嵐嵐(雨の日に君とすること) 今日は嵐が来るから仕事は休みよ、そんなメッセージがやって来たのは、もう出勤の準備を終えて、靴を履いたところだった。今日は早く行って仕事を片付けようとしたのにどうも厄日だ。俺はそんなことを思いながら、スーツのジャケットを脱ぎ、ネクタイをほどく。
こんなふうに天候に左右されることはしばしばあるが、幼い頃、まだ幼稚園生や小学生だった頃にはよくあった。雨だから遠足は休みね、雨だから運動会は休みね、台風が来るから学校はお休みです、定期テストは延期します。その宣言に同級生たちは一喜一憂していたが、俺は雨で休みになること自体は嫌じゃなかった。しとしとと降る雨が母親の鼓動を聞いているようで嬉しかったのもあるし、家に帰れば母さんがいたのもある。幸せだった頃の記憶だ。父さんはいつもいなかったけれど、母さんと一緒に飛んで行っちゃわないようにと、庭から金魚を救い出すのも楽しかった。
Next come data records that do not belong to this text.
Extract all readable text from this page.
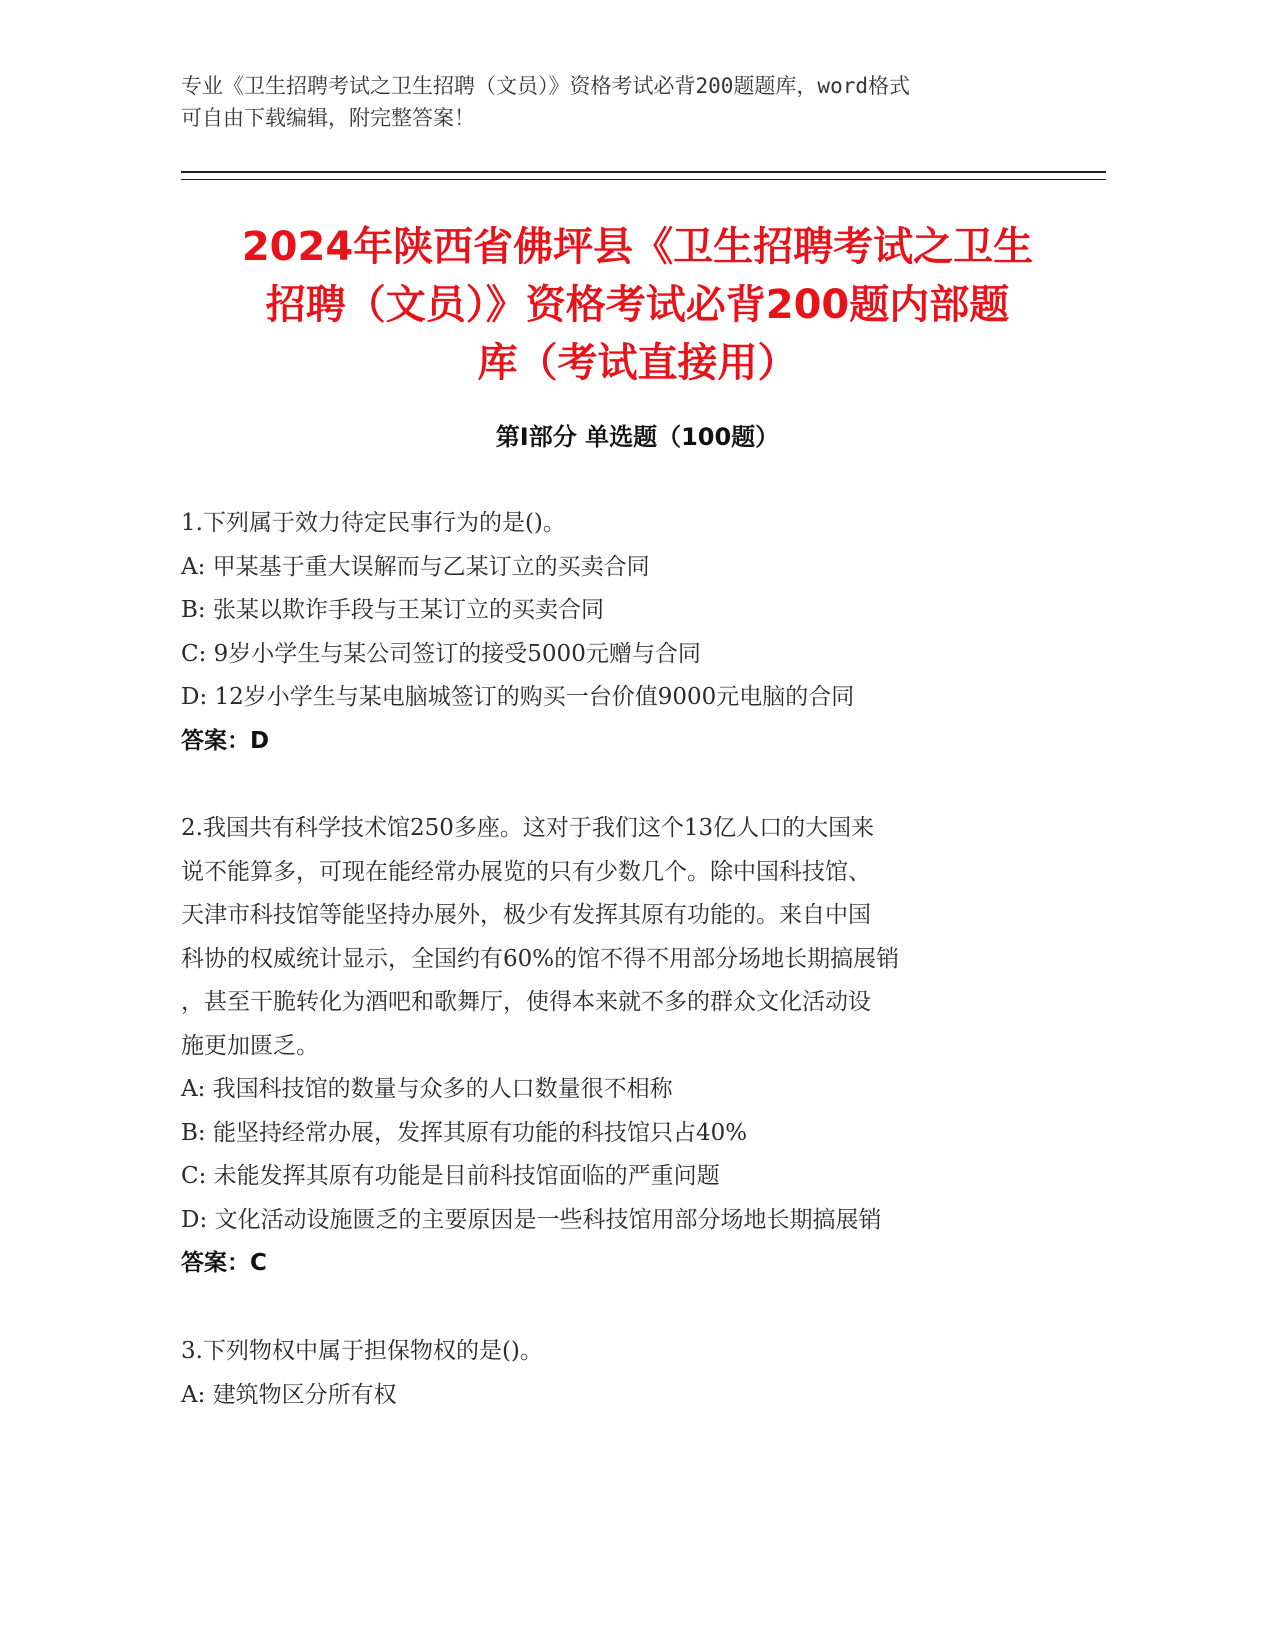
专业《卫生招聘考试之卫生招聘（文员）》资格考试必背200题题库，word格式
可自由下载编辑，附完整答案！
2024年陕西省佛坪县《卫生招聘考试之卫生
招聘（文员）》资格考试必背200题内部题
库（考试直接用）
第Ⅰ部分 单选题（100题）
1.下列属于效力待定民事行为的是()。
A: 甲某基于重大误解而与乙某订立的买卖合同
B: 张某以欺诈手段与王某订立的买卖合同
C: 9岁小学生与某公司签订的接受5000元赠与合同
D: 12岁小学生与某电脑城签订的购买一台价值9000元电脑的合同
答案：D
2.我国共有科学技术馆250多座。这对于我们这个13亿人口的大国来
说不能算多，可现在能经常办展览的只有少数几个。除中国科技馆、
天津市科技馆等能坚持办展外，极少有发挥其原有功能的。来自中国
科协的权威统计显示，全国约有60%的馆不得不用部分场地长期搞展销
，甚至干脆转化为酒吧和歌舞厅，使得本来就不多的群众文化活动设
施更加匮乏。
A: 我国科技馆的数量与众多的人口数量很不相称
B: 能坚持经常办展，发挥其原有功能的科技馆只占40%
C: 未能发挥其原有功能是目前科技馆面临的严重问题
D: 文化活动设施匮乏的主要原因是一些科技馆用部分场地长期搞展销
答案：C
3.下列物权中属于担保物权的是()。
A: 建筑物区分所有权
そんな時、部屋のベルが鳴った。インターフォン越しには狡噛の姿が映っている。手には酒があって、つまみになるハムやチーズが入っているのだろう紙袋もあった。俺は遠足の代わりに、教室にブルーシートを敷いてお弁当だけ食べて解散したことを思い出して、なんだか懐かしくなってしまった。こんなふうにこんな日に酒を飲むのもいいのかもしれない。
「今開ける。待ってろ」
俺はデバイスで部屋の鍵を開ける。すると、髪を整えてもいない狡噛がやってきて、入るなり俺の腰を掴んだ。
「駄目だ、あまり調子に乗るなよ」
それでもキスだけはして、俺たちはキッチンで上等なハムやチーズを切り、クラッカーを持ち出してチョコレートも準備した。先日飲んだばかりのマッカランも、このままじゃなくなりそうだ。
「なぁ、ギノ。俺が酔っ払ってもいいのか?」
「酔っ払いに来たんじゃないのか?」
グラスにウィスキーを注ぎながらからかいあうのは楽しい。馬鹿らしくて、可愛らしくて。
「分かってるくせに」
狡噛はそう言って、俺の鼻先にきつくキスをした。煙草の匂いと、酒の匂いと、チョコレートの味がした。俺はそれに参ってしまって、いつまでこのぐらつく状態が持つかと、そんなことを考えていた。